Deze bij uitstek gevoelige plekken voor dit huidige virus hebben grote gevolgen voor de verspreiding van het virus. Mers vermeerderde zich vooral diep in de longen. Het huidige virus slaat al toe in de bovenste luchtwegen en vooral in de neuscellen. Vermeerdering en verspreiding van het virus kan zo al toeslaan voordat mensen iets van de besmetting merken. Dit laatste is mogelijk ook een verklaring voor dat maar een klein deel van de mensen in de problemen komt. De verspreiding gaat heel snel, maar de weg naar de longen duurt langer. Het kan zijn dat mensen in die tijd al immunologische afweer opgebouwd hebben. Voor dit laatste zou, zo schrijven Nawijn en collega’s ook een evolutionaire verklaring voor kunnen zijn: de neus “als vooruitgeschoven post om het afweersysteem te waarschuwen dat er virussen aankomen die de luchtwegen bedreigen”. Deze verklaring heeft ook geleid tot de titel die aan dit artikel gegeven: “We hebben een neus voor dit nieuwe coronavirus”.

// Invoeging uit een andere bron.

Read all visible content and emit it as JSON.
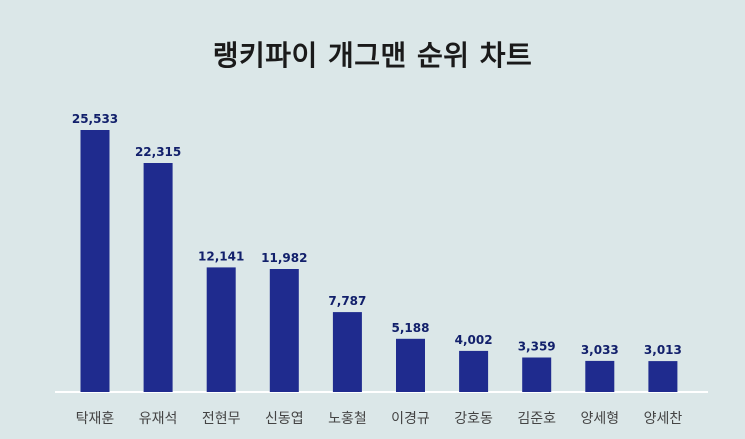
{
  "chart_data": {
    "type": "bar",
    "title": "랭키파이 개그맨 순위 차트",
    "categories": [
      "탁재훈",
      "유재석",
      "전현무",
      "신동엽",
      "노홍철",
      "이경규",
      "강호동",
      "김준호",
      "양세형",
      "양세찬"
    ],
    "values": [
      25533,
      22315,
      12141,
      11982,
      7787,
      5188,
      4002,
      3359,
      3033,
      3013
    ],
    "value_labels": [
      "25,533",
      "22,315",
      "12,141",
      "11,982",
      "7,787",
      "5,188",
      "4,002",
      "3,359",
      "3,033",
      "3,013"
    ],
    "xlabel": "",
    "ylabel": "",
    "ylim": [
      0,
      25533
    ],
    "grid": false,
    "legend": "none",
    "bar_color": "#1f2b8e"
  }
}
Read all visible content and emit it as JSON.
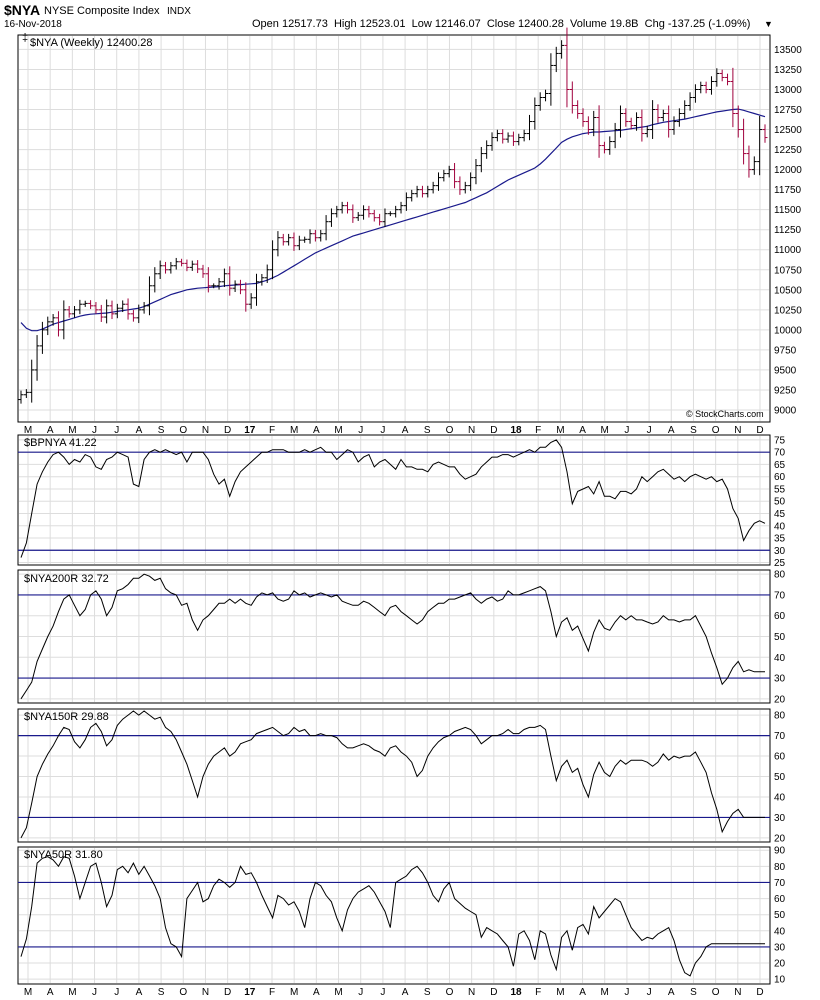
{
  "header": {
    "symbol": "$NYA",
    "name": "NYSE Composite Index",
    "exchange": "INDX",
    "date": "16-Nov-2018",
    "quote": "Open 12517.73  High 12523.01  Low 12146.07  Close 12400.28  Volume 19.8B  Chg -137.25 (-1.09%)",
    "change_marker": "▼",
    "copyright": "© StockCharts.com"
  },
  "colors": {
    "up": "#000000",
    "down": "#a0003c",
    "ma": "#1a1a8c",
    "level": "#1a1a8c",
    "indicator": "#000000"
  },
  "chart_data": [
    {
      "type": "line",
      "label": "$NYA (Weekly) 12400.28",
      "y_ticks": [
        9000,
        9250,
        9500,
        9750,
        10000,
        10250,
        10500,
        10750,
        11000,
        11250,
        11500,
        11750,
        12000,
        12250,
        12500,
        12750,
        13000,
        13250,
        13500
      ],
      "ylim": [
        8850,
        13680
      ],
      "price_closes": [
        9190,
        9220,
        9500,
        9800,
        10000,
        10100,
        10150,
        10000,
        10250,
        10200,
        10250,
        10320,
        10330,
        10300,
        10250,
        10160,
        10300,
        10200,
        10270,
        10320,
        10200,
        10150,
        10250,
        10300,
        10550,
        10700,
        10800,
        10750,
        10800,
        10850,
        10830,
        10780,
        10820,
        10760,
        10700,
        10550,
        10550,
        10600,
        10700,
        10520,
        10570,
        10500,
        10320,
        10400,
        10600,
        10650,
        10750,
        11000,
        11150,
        11100,
        11150,
        11050,
        11120,
        11130,
        11200,
        11150,
        11200,
        11350,
        11450,
        11500,
        11550,
        11500,
        11400,
        11430,
        11500,
        11450,
        11400,
        11350,
        11450,
        11450,
        11500,
        11550,
        11650,
        11700,
        11750,
        11700,
        11750,
        11800,
        11900,
        11950,
        12000,
        11850,
        11750,
        11800,
        11900,
        12050,
        12200,
        12300,
        12400,
        12450,
        12380,
        12420,
        12350,
        12400,
        12450,
        12600,
        12800,
        12900,
        12950,
        13300,
        13450,
        13550,
        13000,
        12800,
        12700,
        12600,
        12500,
        12650,
        12300,
        12250,
        12350,
        12500,
        12700,
        12600,
        12550,
        12650,
        12450,
        12500,
        12750,
        12650,
        12700,
        12500,
        12600,
        12700,
        12800,
        12900,
        13000,
        13050,
        13000,
        13100,
        13200,
        13150,
        13100,
        12700,
        12500,
        12200,
        12000,
        12100,
        12500,
        12400
      ],
      "ma_values": [
        10090,
        10020,
        9990,
        9990,
        10010,
        10040,
        10070,
        10090,
        10110,
        10130,
        10150,
        10170,
        10185,
        10195,
        10200,
        10205,
        10210,
        10220,
        10230,
        10240,
        10250,
        10260,
        10270,
        10290,
        10320,
        10350,
        10380,
        10410,
        10440,
        10460,
        10480,
        10500,
        10510,
        10520,
        10525,
        10530,
        10535,
        10540,
        10550,
        10555,
        10560,
        10565,
        10570,
        10575,
        10580,
        10600,
        10620,
        10650,
        10680,
        10720,
        10760,
        10800,
        10840,
        10880,
        10920,
        10960,
        10990,
        11020,
        11050,
        11080,
        11110,
        11140,
        11170,
        11190,
        11210,
        11230,
        11250,
        11270,
        11290,
        11310,
        11330,
        11350,
        11370,
        11390,
        11410,
        11430,
        11450,
        11470,
        11490,
        11510,
        11530,
        11550,
        11570,
        11590,
        11620,
        11650,
        11680,
        11710,
        11750,
        11790,
        11830,
        11870,
        11900,
        11930,
        11960,
        11990,
        12020,
        12070,
        12130,
        12200,
        12270,
        12340,
        12380,
        12410,
        12430,
        12450,
        12460,
        12470,
        12470,
        12475,
        12480,
        12485,
        12490,
        12500,
        12510,
        12520,
        12530,
        12540,
        12560,
        12575,
        12590,
        12600,
        12610,
        12620,
        12630,
        12645,
        12660,
        12675,
        12690,
        12705,
        12720,
        12730,
        12740,
        12750,
        12755,
        12740,
        12720,
        12700,
        12680,
        12660
      ],
      "x_labels": [
        "M",
        "A",
        "M",
        "J",
        "J",
        "A",
        "S",
        "O",
        "N",
        "D",
        "17",
        "F",
        "M",
        "A",
        "M",
        "J",
        "J",
        "A",
        "S",
        "O",
        "N",
        "D",
        "18",
        "F",
        "M",
        "A",
        "M",
        "J",
        "J",
        "A",
        "S",
        "O",
        "N",
        "D"
      ]
    },
    {
      "type": "line",
      "label": "$BPNYA 41.22",
      "y_ticks": [
        25,
        30,
        35,
        40,
        45,
        50,
        55,
        60,
        65,
        70,
        75
      ],
      "ylim": [
        24,
        77
      ],
      "levels": [
        30,
        70
      ],
      "values": [
        27,
        33,
        45,
        57,
        62,
        66,
        69,
        70,
        68,
        65,
        67,
        66,
        69,
        68,
        64,
        63,
        67,
        68,
        70,
        69,
        68,
        57,
        56,
        67,
        70,
        71,
        70,
        71,
        70,
        69,
        70,
        66,
        70,
        70,
        70,
        67,
        61,
        57,
        59,
        52,
        58,
        62,
        64,
        66,
        68,
        70,
        70,
        71,
        71,
        71,
        70,
        70,
        70,
        71,
        70,
        71,
        72,
        70,
        70,
        67,
        69,
        71,
        70,
        66,
        68,
        69,
        64,
        66,
        67,
        65,
        63,
        67,
        64,
        64,
        63,
        63,
        62,
        65,
        66,
        65,
        64,
        64,
        61,
        59,
        60,
        61,
        64,
        66,
        68,
        68,
        69,
        69,
        68,
        69,
        70,
        71,
        70,
        72,
        72,
        74,
        75,
        72,
        62,
        49,
        54,
        55,
        56,
        53,
        58,
        52,
        52,
        51,
        54,
        54,
        53,
        55,
        60,
        58,
        60,
        62,
        63,
        61,
        59,
        60,
        58,
        60,
        61,
        60,
        59,
        60,
        58,
        59,
        55,
        47,
        43,
        34,
        38,
        41,
        42,
        41
      ]
    },
    {
      "type": "line",
      "label": "$NYA200R 32.72",
      "y_ticks": [
        20,
        30,
        40,
        50,
        60,
        70,
        80
      ],
      "ylim": [
        18,
        82
      ],
      "levels": [
        30,
        70
      ],
      "values": [
        20,
        24,
        28,
        38,
        44,
        50,
        55,
        62,
        68,
        70,
        65,
        60,
        63,
        70,
        72,
        68,
        60,
        64,
        72,
        73,
        75,
        78,
        78,
        80,
        79,
        77,
        78,
        73,
        71,
        70,
        65,
        66,
        58,
        53,
        58,
        60,
        63,
        66,
        66,
        68,
        66,
        68,
        66,
        65,
        69,
        71,
        70,
        71,
        68,
        67,
        68,
        72,
        70,
        71,
        69,
        70,
        71,
        70,
        69,
        70,
        67,
        66,
        65,
        65,
        67,
        66,
        64,
        62,
        60,
        64,
        65,
        62,
        60,
        58,
        56,
        58,
        62,
        64,
        66,
        66,
        68,
        68,
        69,
        70,
        71,
        68,
        66,
        68,
        69,
        67,
        68,
        72,
        70,
        70,
        71,
        72,
        73,
        74,
        72,
        62,
        50,
        57,
        59,
        53,
        55,
        49,
        43,
        52,
        58,
        54,
        53,
        57,
        60,
        58,
        60,
        58,
        58,
        57,
        56,
        57,
        60,
        58,
        58,
        57,
        58,
        58,
        60,
        55,
        50,
        42,
        35,
        27,
        30,
        35,
        38,
        33,
        34,
        33,
        33,
        33
      ]
    },
    {
      "type": "line",
      "label": "$NYA150R 29.88",
      "y_ticks": [
        20,
        30,
        40,
        50,
        60,
        70,
        80
      ],
      "ylim": [
        18,
        83
      ],
      "levels": [
        30,
        70
      ],
      "values": [
        20,
        25,
        37,
        50,
        56,
        61,
        65,
        70,
        74,
        73,
        67,
        64,
        68,
        74,
        76,
        72,
        65,
        68,
        75,
        78,
        80,
        82,
        80,
        82,
        80,
        78,
        79,
        74,
        72,
        68,
        62,
        56,
        48,
        40,
        50,
        56,
        60,
        62,
        64,
        60,
        62,
        66,
        67,
        68,
        71,
        72,
        73,
        74,
        72,
        70,
        71,
        74,
        72,
        73,
        70,
        70,
        71,
        70,
        70,
        69,
        66,
        64,
        64,
        65,
        66,
        65,
        63,
        62,
        60,
        64,
        65,
        62,
        60,
        57,
        50,
        53,
        60,
        64,
        67,
        69,
        70,
        72,
        73,
        74,
        73,
        70,
        66,
        68,
        70,
        70,
        71,
        73,
        71,
        71,
        73,
        74,
        74,
        75,
        73,
        60,
        48,
        55,
        58,
        52,
        54,
        46,
        40,
        51,
        57,
        52,
        50,
        55,
        58,
        56,
        58,
        58,
        58,
        57,
        55,
        57,
        61,
        58,
        60,
        59,
        60,
        60,
        62,
        57,
        52,
        42,
        34,
        23,
        28,
        32,
        34,
        30,
        30,
        30,
        30,
        30
      ]
    },
    {
      "type": "line",
      "label": "$NYA50R 31.80",
      "y_ticks": [
        10,
        20,
        30,
        40,
        50,
        60,
        70,
        80,
        90
      ],
      "ylim": [
        7,
        92
      ],
      "levels": [
        30,
        70
      ],
      "values": [
        24,
        35,
        55,
        82,
        85,
        86,
        84,
        80,
        86,
        85,
        74,
        60,
        70,
        80,
        82,
        70,
        55,
        62,
        78,
        80,
        76,
        82,
        75,
        80,
        74,
        68,
        60,
        42,
        32,
        30,
        24,
        60,
        65,
        70,
        58,
        60,
        68,
        72,
        70,
        67,
        70,
        80,
        75,
        76,
        70,
        62,
        55,
        48,
        62,
        60,
        56,
        58,
        52,
        42,
        60,
        70,
        68,
        62,
        58,
        48,
        40,
        53,
        60,
        64,
        66,
        68,
        64,
        58,
        52,
        42,
        70,
        72,
        74,
        78,
        80,
        76,
        70,
        62,
        58,
        66,
        70,
        60,
        57,
        54,
        52,
        50,
        36,
        42,
        40,
        38,
        34,
        30,
        18,
        38,
        40,
        34,
        22,
        40,
        38,
        25,
        16,
        36,
        40,
        28,
        42,
        44,
        38,
        55,
        48,
        52,
        56,
        60,
        58,
        50,
        42,
        38,
        34,
        36,
        35,
        38,
        40,
        42,
        34,
        22,
        14,
        12,
        20,
        24,
        30,
        32,
        32,
        32,
        32,
        32,
        32,
        32,
        32,
        32,
        32,
        32
      ]
    }
  ]
}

Als het virus erin slaagt alsnog heel diep in de longen door te dringen kan een immuunreactie zo sterk worden, dat het wordt vergeleken met een “storm”. Andere cel functies in de longen kunnen daardoor uitvallen. Dat verklaart de vaak heel snel opkomende benauwdheid (Frank van de Veerdonk, Radboud UMC). Ook andere vitale organen kunnen daardoor uit gaan vallen, waardoor mensen overlijden (Nawijn, Groningen en collega’s). Onderzoeken naar de aard van het huidige virus bieden ook aanknopingspunten voor medicijn en vaccinontwikkeling.
Er is nog geen verklaring voor waarom dit virus juist ouderen treft in vergelijking met andere virussen.